Ross tipped me off to a great treat of a blog-post by Alex Massie, who once guest-blogged for me (and exceedingly well). The gist is the following:
None of this is meant to suggest that I think the British media a wholly admirable beast. It may too often sacrifice rigour for colour or facts for wit. It's played a part - collectively at least - in the coarsening of British life and it's frequently absurd, foolish or downright hysterical. But it does have life and perhaps it has the merits of reflecting us as we are rather than as we might like to consider ourselves.
The same may perhaps be said of the netroots and the blogosphere.
Alex defends the vulgarity of some blogs, the extremism of their passions and dislikes, and the free-wheeling, post-and-be-damned element of blogospheric discourse. He sees it as the US equivalent of Fleet Street:
Atrios (Duncan Black) for instance, is a tabloid columnist manque. He has exactly the right combination of spite, sneering and bullying for the job. It's ferociously partisan and bracingly, gratuitously unfair, mean-spirited, sexist, wearisome, entertaining, etc etc. That's why his blog is gripping. In other words: it works. If you were to put a British tabloid in Washington, Atrios would be right at home on its op-ed pages (and his presence would add greatly to the gaiety of the nation). His "Wanker of the Day" feature is a stylistic flourish that would be right at home on the pages of Britain's best-selling newspapers.
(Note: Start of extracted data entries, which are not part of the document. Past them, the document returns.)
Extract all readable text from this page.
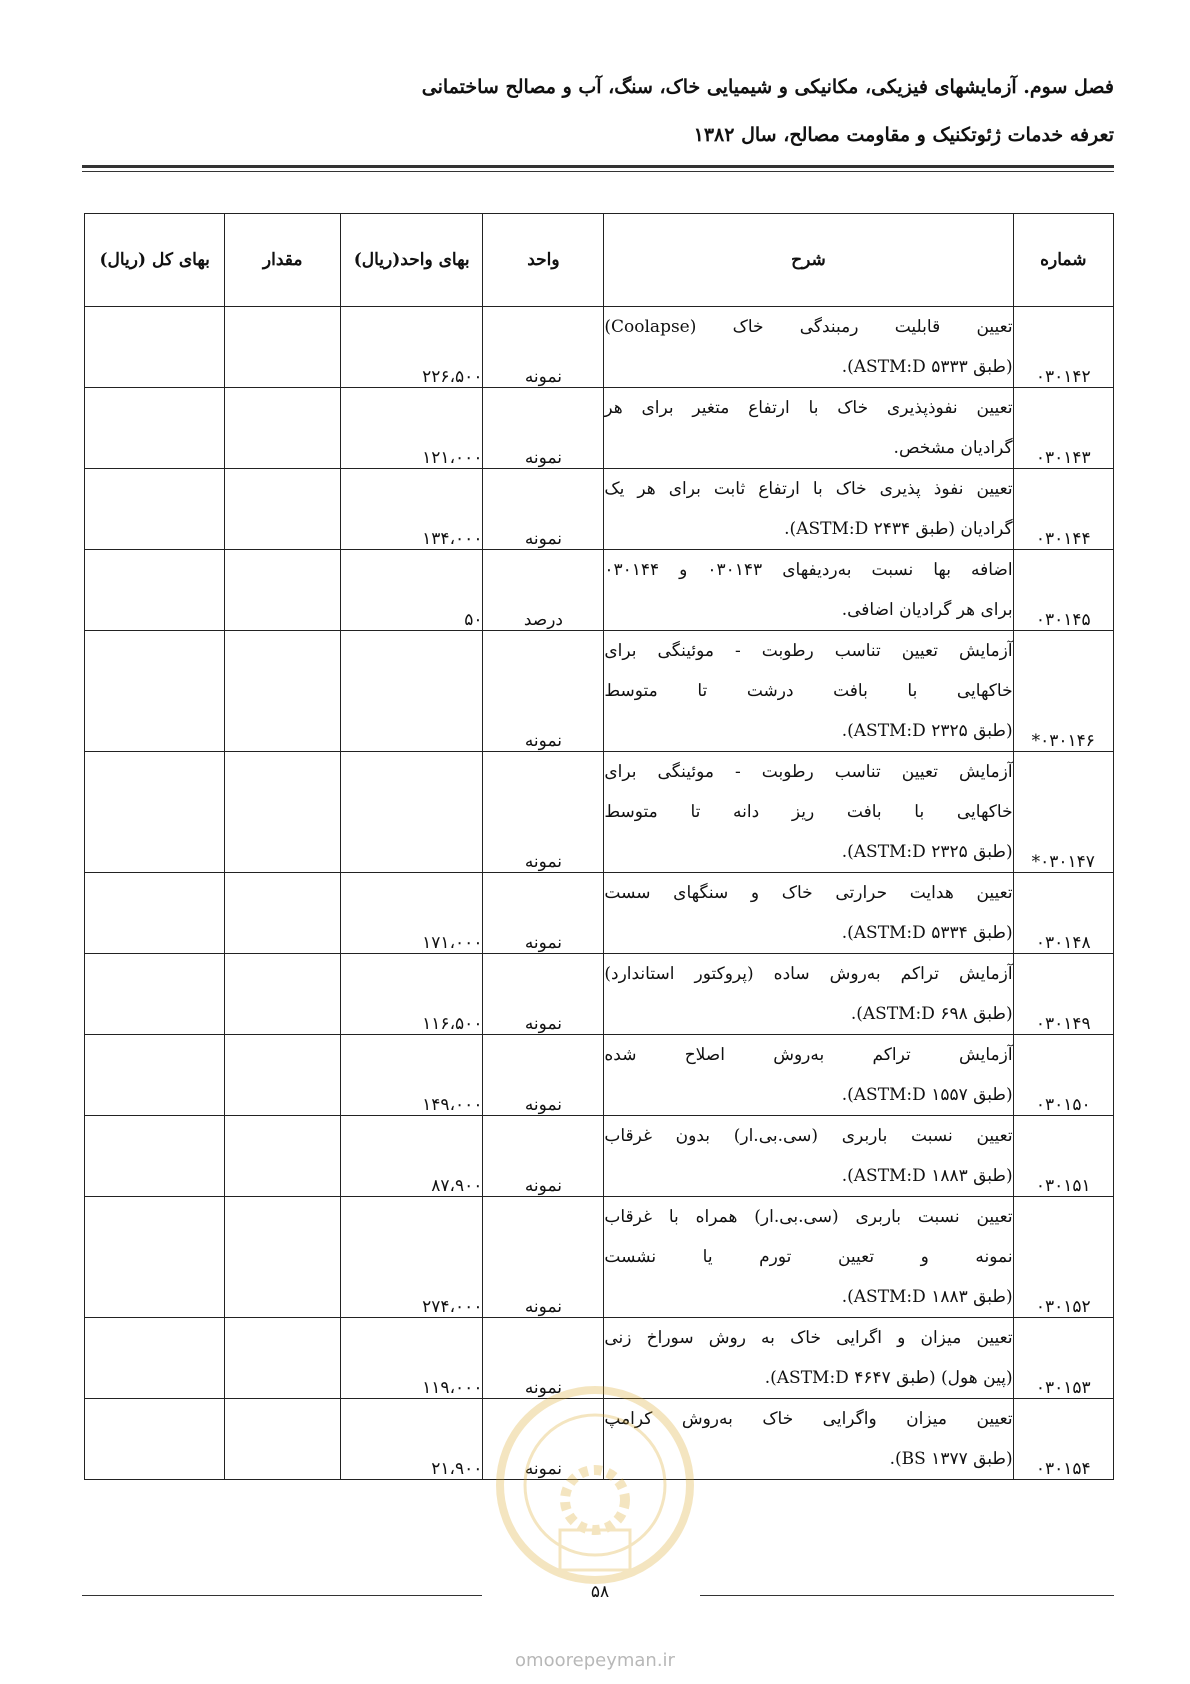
فصل سوم. آزمایشهای فیزیکی، مکانیکی و شیمیایی خاک، سنگ، آب و مصالح ساختمانی
تعرفه خدمات ژئوتکنیک و مقاومت مصالح، سال ۱۳۸۲
شماره	شرح	واحد	بهای واحد(ریال)	مقدار	بهای کل (ریال)
۰۳۰۱۴۲	تعیین قابلیت رمبندگی خاک (Coolapse)
(طبق ASTM:D ۵۳۳۳).	نمونه	۲۲۶،۵۰۰		
۰۳۰۱۴۳	تعیین نفوذپذیری خاک با ارتفاع متغیر برای هر
گرادیان مشخص.	نمونه	۱۲۱،۰۰۰		
۰۳۰۱۴۴	تعیین نفوذ پذیری خاک با ارتفاع ثابت برای هر یک
گرادیان (طبق ASTM:D ۲۴۳۴).	نمونه	۱۳۴،۰۰۰		
۰۳۰۱۴۵	اضافه بها نسبت به‌ردیفهای ۰۳۰۱۴۳ و ۰۳۰۱۴۴
برای هر گرادیان اضافی.	درصد	۵۰		
۰۳۰۱۴۶*	آزمایش تعیین تناسب رطوبت - موئینگی برای
خاکهایی با بافت درشت تا متوسط
(طبق ASTM:D ۲۳۲۵).	نمونه			
۰۳۰۱۴۷*	آزمایش تعیین تناسب رطوبت - موئینگی برای
خاکهایی با بافت ریز دانه تا متوسط
(طبق ASTM:D ۲۳۲۵).	نمونه			
۰۳۰۱۴۸	تعیین هدایت حرارتی خاک و سنگهای سست
(طبق ASTM:D ۵۳۳۴).	نمونه	۱۷۱،۰۰۰		
۰۳۰۱۴۹	آزمایش تراکم به‌روش ساده (پروکتور استاندارد)
(طبق ASTM:D ۶۹۸).	نمونه	۱۱۶،۵۰۰		
۰۳۰۱۵۰	آزمایش تراکم به‌روش اصلاح شده
(طبق ASTM:D ۱۵۵۷).	نمونه	۱۴۹،۰۰۰		
۰۳۰۱۵۱	تعیین نسبت باربری (سی.بی.ار) بدون غرقاب
(طبق ASTM:D ۱۸۸۳).	نمونه	۸۷،۹۰۰		
۰۳۰۱۵۲	تعیین نسبت باربری (سی.بی.ار) همراه با غرقاب
نمونه و تعیین تورم یا نشست
(طبق ASTM:D ۱۸۸۳).	نمونه	۲۷۴،۰۰۰		
۰۳۰۱۵۳	تعیین میزان و اگرایی خاک به روش سوراخ زنی
(پین هول) (طبق ASTM:D ۴۶۴۷).	نمونه	۱۱۹،۰۰۰		
۰۳۰۱۵۴	تعیین میزان واگرایی خاک به‌روش کرامپ
(طبق BS ۱۳۷۷).	نمونه	۲۱،۹۰۰		
۵۸
omoorepeyman.ir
It's also easy to imagine the Firedoglake collective on the pages of a British mid-market tabloid.
The obvious parallel is Drudge, the most British of all American bloggers. This blog's evolution was definitely inspired in part by Fleet Street, Private Eye, the Spectator, Kinsley's TNR and the general comfort of many British hacks in laying it on thick. I try and keep things civil, and I also try and air viewpoints that don't quite match my own. If I make a hideous error, I make sure to make amends. But I do not apologize for having some fun, and the occasional eye-brow-raising hyperbole. We're waaay too deferent in the Washington press corps. (Arianna gets this too, because she's a closet-Brit.) But I also think that, in some ways, the US media has one up on London. We have our "serious papers" and our "serious columnists" and then we have the bloggers. You know where you are. Vive la difference. Now where was I on She Who Must Be The Front-Runner?